Previously attributed by Brianti to the late Renaissance Mannerist painter Giuliano Bugiardini (oral communication), this tondo is undoubtedly the work of a Florentine artist, from the first or second decade of the sixteenth century. According to Andrea De Marchi, it should be attributed to Raffaello Botticini, son of the more famous Francesco. The stylistic repertoire of the younger Botticini was chiefly based on the examples of Domenico Ghirlandaio and Fra Bartolomeo, and often paraphrases the latter’s style.
Raffaello Botticini’s activity, having previously been confused with that of other painters, has been substantially clarified in studies by Federico Zeri and later Everett Fahy (F. Zeri, “Raffaello Botticini,” Gazette des Beaux-Arts, s. 6, LXXII, 1968, pp. 159–70, reprinted in Giorno per Giorno nella Pittura. Scritti sull’arte del Cinquecento, Turin, 1994, pp. 13–17, and E. Fahy, Some Followers of Domenico Ghirlandaio, New York, 1976). The style of this tondo is mainly reminiscent of the manner of Ridolfo del Ghirlandaio, who, together with Domenico Ghirlandaio and Fra Bartolomeo, as mentioned above, was an important point of reference for Raffaello Botticini.
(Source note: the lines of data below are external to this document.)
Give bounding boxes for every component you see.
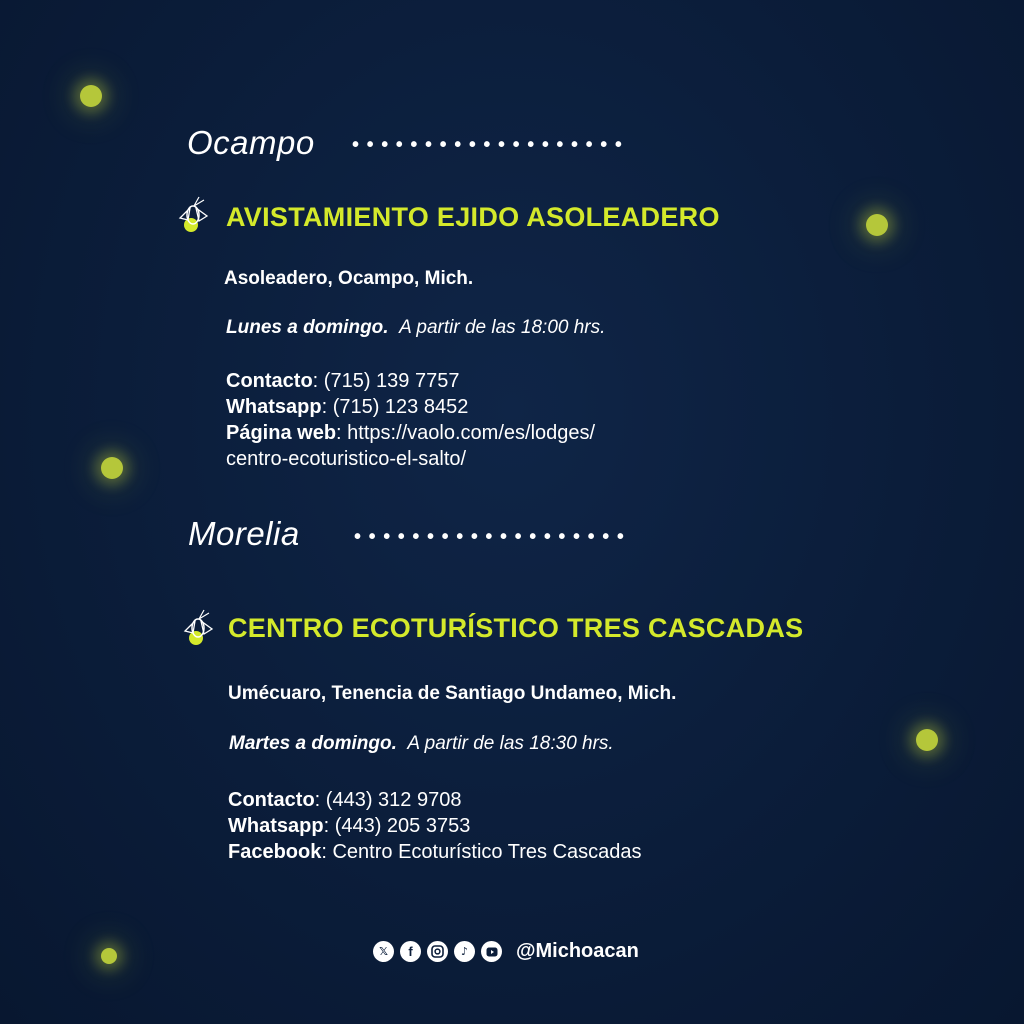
contact-label: Contacto bbox=[228, 789, 315, 811]
website-link[interactable]: https://vaolo.com/es/lodges/ bbox=[347, 422, 596, 444]
schedule-days: Lunes a domingo. bbox=[226, 317, 389, 338]
tiktok-icon[interactable]: ♪ bbox=[454, 941, 475, 962]
dotted-divider: ••••••••••••••••••• bbox=[352, 134, 630, 156]
facebook-icon[interactable]: f bbox=[400, 941, 421, 962]
firefly-glow-icon bbox=[80, 85, 102, 107]
place-title: CENTRO ECOTURÍSTICO TRES CASCADAS bbox=[228, 613, 804, 643]
x-icon[interactable]: 𝕏 bbox=[373, 941, 394, 962]
social-handle[interactable]: @Michoacan bbox=[516, 940, 639, 962]
firefly-glow-icon bbox=[101, 457, 123, 479]
facebook-label: Facebook bbox=[228, 841, 322, 863]
contact-label: Contacto bbox=[226, 370, 313, 392]
instagram-icon[interactable] bbox=[427, 941, 448, 962]
schedule-hours: A partir de las 18:00 hrs. bbox=[399, 317, 606, 338]
contact-phone[interactable]: (715) 139 7757 bbox=[323, 370, 460, 392]
website-label: Página web bbox=[226, 422, 337, 444]
firefly-icon bbox=[181, 607, 217, 647]
schedule-hours: A partir de las 18:30 hrs. bbox=[407, 733, 614, 754]
firefly-glow-icon bbox=[916, 729, 938, 751]
whatsapp-label: Whatsapp bbox=[226, 396, 322, 418]
whatsapp-phone[interactable]: (443) 205 3753 bbox=[334, 815, 471, 837]
place-schedule bbox=[226, 317, 605, 339]
contact-phone[interactable]: (443) 312 9708 bbox=[325, 789, 462, 811]
youtube-icon[interactable] bbox=[481, 941, 502, 962]
contact-block: Contacto: (443) 312 9708 Whatsapp: (443) 205 3753 Facebook: Centro Ecoturístico Tres Cascadas bbox=[228, 789, 642, 863]
social-links bbox=[373, 940, 639, 963]
city-heading-ocampo: Ocampo bbox=[187, 124, 315, 161]
place-schedule bbox=[229, 733, 614, 755]
website-link-continued[interactable]: centro-ecoturistico-el-salto/ bbox=[226, 448, 467, 470]
whatsapp-phone[interactable]: (715) 123 8452 bbox=[332, 396, 469, 418]
whatsapp-label: Whatsapp bbox=[228, 815, 324, 837]
dotted-divider: ••••••••••••••••••• bbox=[354, 526, 632, 548]
facebook-page[interactable]: Centro Ecoturístico Tres Cascadas bbox=[332, 841, 642, 863]
place-title: AVISTAMIENTO EJIDO ASOLEADERO bbox=[226, 202, 720, 232]
place-address: Asoleadero, Ocampo, Mich. bbox=[224, 268, 474, 289]
place-address: Umécuaro, Tenencia de Santiago Undameo, Mich. bbox=[228, 683, 677, 704]
firefly-glow-icon bbox=[101, 948, 117, 964]
schedule-days: Martes a domingo. bbox=[229, 733, 397, 754]
contact-block: Contacto: (715) 139 7757 Whatsapp: (715) 123 8452 Página web: https://vaolo.com/es/lodges/ centro-ecoturistico-el-salto/ bbox=[226, 370, 596, 470]
firefly-glow-icon bbox=[866, 214, 888, 236]
firefly-icon bbox=[176, 194, 212, 234]
city-heading-morelia: Morelia bbox=[188, 515, 300, 552]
Amongst the works by Ridolfo most closely comparable to the present in terms of composition and style are the Adoration of the Child with Saint Joseph and Angels (1500–24) in the Kaiser Friedrich Museum in Berlin and the Holy Family (1515) in the Walters Art Museum in Baltimore.
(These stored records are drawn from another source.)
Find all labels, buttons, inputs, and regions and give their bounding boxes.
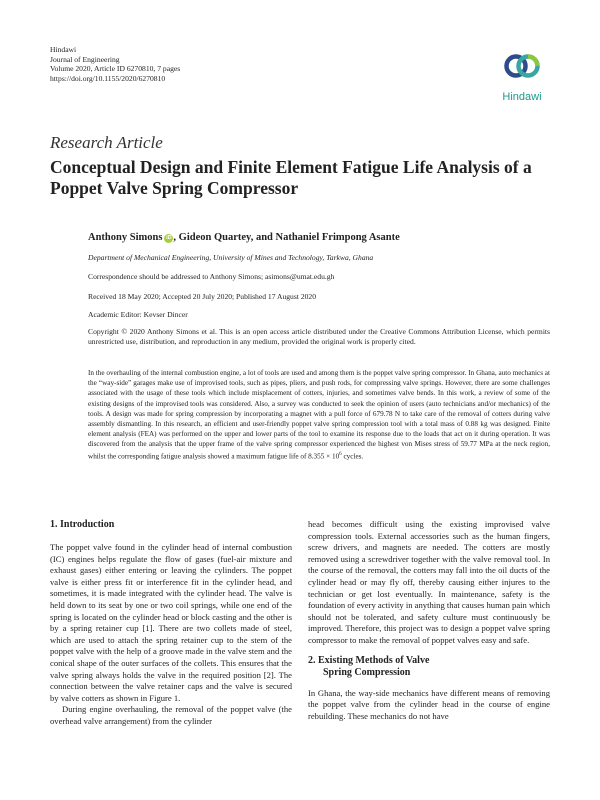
orcid-icon[interactable]: iD bbox=[166, 235, 172, 241]
doi-link[interactable]: https://doi.org/10.1155/2020/6270810 bbox=[50, 73, 166, 83]
author-names-rest: , Gideon Quartey, and Nathaniel Frimpong Asante bbox=[173, 232, 400, 243]
article-title: Conceptual Design and Finite Element Fatigue Life Analysis of a Poppet Valve Spring Compressor bbox=[50, 157, 532, 198]
hindawi-logo-mark bbox=[502, 48, 542, 84]
left-column bbox=[50, 519, 292, 728]
journal-meta bbox=[50, 45, 180, 83]
author-list bbox=[88, 232, 400, 243]
abstract-exponent: 6 bbox=[339, 451, 342, 457]
article-dates: Received 18 May 2020; Accepted 20 July 2020; Published 17 August 2020 bbox=[88, 292, 317, 301]
logo-text: Hindawi bbox=[502, 91, 542, 103]
publisher-name: Hindawi bbox=[50, 45, 77, 54]
volume-line: Volume 2020, Article ID 6270810, 7 pages bbox=[50, 64, 181, 73]
abstract-text: In the overhauling of the internal combustion engine, a lot of tools are used and among them is the poppet valve spring compressor. In Ghana, auto mechanics at the “way-side” garages make use of improvised tools, such as pipes, pliers, and push rods, for compressing valve springs. However, there are some challenges associated with the usage of these tools which include misplacement of cotters, injuries, and sometimes valve bends. In this work, a review of some of the existing designs of the improvised tools was considered. Also, a survey was conducted to seek the opinion of users (auto technicians and/or mechanics) of the tools. A design was made for spring compression by incorporating a magnet with a pull force of 679.78 N to take care of the removal of cotters during valve assembly dismantling. In this research, an efficient and user-friendly poppet valve spring compression tool with a total mass of 0.88 kg was designed. Finite element analysis (FEA) was performed on the upper and lower parts of the tool to examine its response due to the loads that act on it during operation. It was discovered from the analysis that the upper frame of the valve spring compressor experienced the highest von Mises stress of 59.77 MPa at the neck region, whilst the corresponding fatigue analysis showed a maximum fatigue life of 8.355 × 10 bbox=[88, 369, 550, 461]
abstract bbox=[88, 368, 550, 461]
copyright-notice: Copyright © 2020 Anthony Simons et al. This is an open access article distributed under the Creative Commons Attribution License, which permits unrestricted use, distribution, and reproduction in any medium, provided the original work is properly cited. bbox=[88, 327, 550, 346]
right-column bbox=[308, 519, 550, 722]
intro-paragraph-1: The poppet valve found in the cylinder head of internal combustion (IC) engines helps regulate the flow of gases (fuel-air mixture and exhaust gases) either entering or leaving the cylinders. The poppet valve is either press fit or interference fit in the cylinder head, and sometimes, it is made integrated with the cylinder head. The valve is held down to its seat by one or two coil springs, while one end of the spring is located on the cylinder head or block casting and the other is by a spring retainer cup [1]. There are two collets made of steel, which are used to attach the spring retainer cup to the stem of the poppet valve with the help of a groove made in the valve stem and the conical shape of the outer surfaces of the collets. This ensures that the valve spring always holds the valve in the required position [2]. The connection between the valve retainer caps and the valve is secured by valve cotters as shown in Figure 1. bbox=[50, 542, 292, 703]
intro-paragraph-continued: head becomes difficult using the existing improvised valve compression tools. External accessories such as the human fingers, screw drivers, and magnets are needed. The cotters are mostly removed using a screwdriver together with the valve removal tool. In the course of the removal, the cotters may fall into the oil ducts of the cylinder head or may fly off, thereby causing either injures to the technician or get lost eventually. In maintenance, safety is the foundation of every activity in anything that causes human pain which should not be tolerated, and safety culture must continuously be improved. Therefore, this project was to design a poppet valve spring compressor to make the removal of poppet valves easy and safe. bbox=[308, 519, 550, 645]
section-2-paragraph-1: In Ghana, the way-side mechanics have different means of removing the poppet valve from the cylinder head in the course of engine rebuilding. These mechanics do not have bbox=[308, 687, 550, 721]
correspondence: Correspondence should be addressed to Anthony Simons; asimons@umat.edu.gh bbox=[88, 272, 335, 281]
abstract-end: cycles. bbox=[341, 452, 364, 461]
section-heading-introduction: 1. Introduction bbox=[50, 519, 115, 530]
hindawi-logo bbox=[496, 48, 548, 103]
section-2-heading-line1: 2. Existing Methods of Valve bbox=[308, 654, 430, 666]
intro-paragraph-2: During engine overhauling, the removal of the poppet valve (the overhead valve arrangement) from the cylinder bbox=[50, 704, 292, 726]
section-heading-existing-methods bbox=[308, 655, 550, 679]
academic-editor: Academic Editor: Kevser Dincer bbox=[88, 310, 188, 319]
author-name-1[interactable]: Anthony Simons bbox=[88, 232, 163, 243]
journal-name: Journal of Engineering bbox=[50, 54, 120, 64]
section-2-heading-line2: Spring Compression bbox=[323, 666, 411, 678]
article-type: Research Article bbox=[50, 133, 163, 152]
affiliation: Department of Mechanical Engineering, University of Mines and Technology, Tarkwa, Ghana bbox=[88, 253, 374, 262]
Similarly solemn facial features also recur in the altarpiece with the Madonna and Child Enthroned with Saints (1500–20) in the Chiesa dei Santi Martino e Giusto in Lucardo. Other affinities are to be found in the Lamentation (1508) in the Museo della Collegiata in Empoli, in which the faces and figures all recall the present work. Another corresponding image is the Nativity with Saints (1512) in the Hermitage in Saint Petersburg, in which the Virgin and the Child echo those in this tondo. Such comparisons help to date the present work, and Andrea De Marchi places it around 1510.